Third, Cruz is incorrect to suggest that the Hayes-Tilden commission had “full investigatory and fact-finding authority.” The Congress that created that commission was careful to avoid doing that, because it was hotly contested whether Congress itself had the constitutional power “to go behind the returns” of a state’s electoral college votes, and Congress did not want to give the commission any powers that Congress itself did not have. The commission itself resolved the dispute in favor of Hayes by scrupulously avoiding fact-finding.
Fourth, Congress cannot create a new commission in the context of the proceedings planned for Jan. 6. The existing 1887 statute rejected the commission model, and instead wanted Congress itself to handle any issues that might arise concerning a state’s electoral votes — based on a set of rules that make “conclusive” whatever “final determination” a state’s own courts reach. Congress would need to repeal and replace the existing statute, which obviously won’t happen before Wednesday.

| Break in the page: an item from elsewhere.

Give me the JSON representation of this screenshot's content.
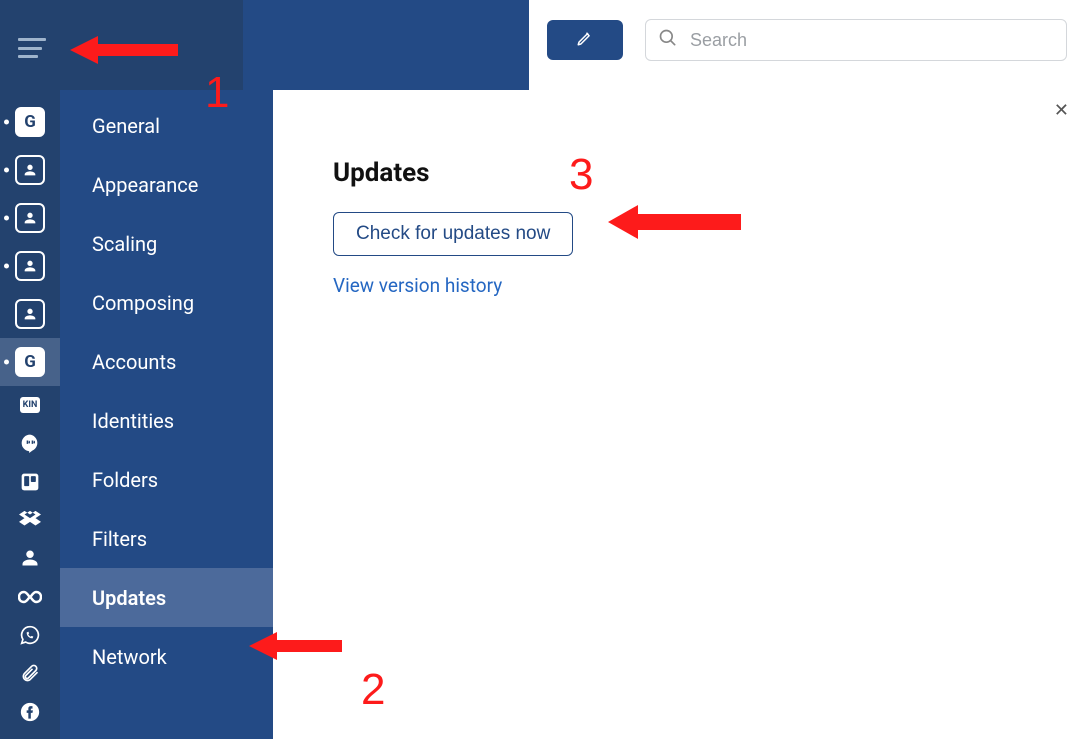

Fifth, Cruz’s idea that a state legislature could change its electoral votes based on a commission’s work is especially unconstitutional — and also ironic given his reliance on the Hayes-Tilden precedent. That commission ruled for Hayes in part because Article II of the Constitution requires electors in all states to vote on the same day, and thus a state cannot change the appointment of its electors after they have voted. The electors voted on Dec. 14, and it’s too late for a change according to Cruz’s own example.